Clubhouse na Android
Twórcy aplikacji zakomunikowali 16 maja 2021 roku, że w ciągu tygodnia rozszerzą działalność aplikacji na urządzenia z Androidem. Dotychczas była ona dostępna tylko na urządzenia z systemem iOS. Kilka dni temu Clubhouse wszedł w fazę beta wersji na Androida i przeprowadził szereg testów na systemie od Google dla internatów ze Stanów Zjednoczonych. Wersja ta we wtorek (18 maja) ma się pojawić w Brazylii, Japonii, Rosji, a najpóźniej do piątku (21 maja) ma być dostępna dla reszty świata. Obecnie programiści zbierają, poddają analizie dane od amerykańskich użytkowników i eliminują ewentualne usterki i błędy systemowe.
Twórcy cały czas pracują nad dodaniem lub udoskonaleniem funkcji takich jak płatności czy tworzenie nowych klubów. Twórcy wskazali, że dostępność aplikacji w systemie Android była zawsze ważnym elementem rozwoju, a prace nad wersją dla Google Play trwały od roku. Obecnie wersja aplikacji na Androida jest dużo uboższa niż ta z systemu iOS i brakuje jej wielu przydatnych funkcji, jednak twórcy zapewniają, że wszystkie opcje mają być przeniesione w takim samym kształcie.
Cyberprzestępcy wykorzystują Clubhouse
Gdy Clubhouse ogłosił, że zamierza stworzyć wersję na Androida, zjawiskiem tym zaczęli się interesować cyberprzestępcy.

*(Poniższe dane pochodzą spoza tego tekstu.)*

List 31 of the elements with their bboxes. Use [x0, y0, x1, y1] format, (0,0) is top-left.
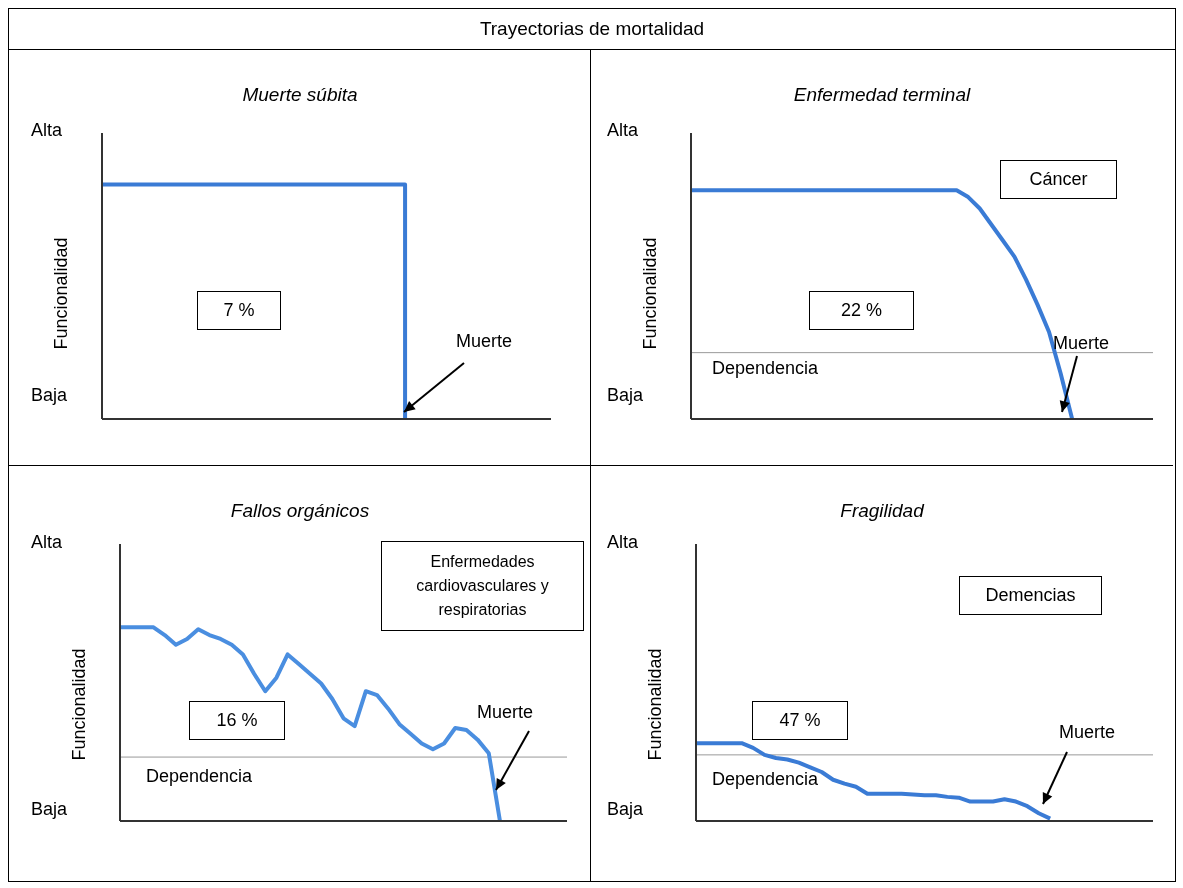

Użytkownicy, którzy wyczekują Clubhouse na swoje smartfony muszą być uważni. Przestępcy proponują do pobrania aplikację, która jest łudząco podobna do Clubhouse. Jej działanie jest zupełnie inne. Oprogramowanie, które promują oszuści pod przykrywką aplikacji, to nic innego jak próba wyciągania wrażliwych danych. Jak na razie fałszywego Clubhouse nie da się pobrać z poziomu Google Play, ale plik instalacyjny APK malware’u udającego popularną usługę jest dostępny bez problemu w sieci. Jak podaje serwis makeusof.com, trojan BlackRock, który został zaszyty w fałszywym Clubhouse na Androida, potrafi wykradać dane logowania do ponad 400 różnych usług, takich jak Twitter, Facebook, Amazon, Netflix oraz eBay. Dodatkowo złośliwe oprogramowanie może wykraść dane do aplikacji bankowych, giełdy oraz usług kryptowalutowych. Należy być czujnym i monitorować zmiany na rynku mobile, za kilka dni, kiedy aplikacja Clubhouse będzie dostępna także w Polsce.
Już na dniach polscy użytkownicy korzystający z Androida będą mogli korzystać z Clubhouse. Czy wprowadzenie jej na rynek Google Play sprawi, że liczba pobrań się wyrówna i Clubhouse znowu powróci na szczyt notowań Sensor Tower? Niewątpliwie dane w najbliższych miesiącach wskażą nam odpowiedź.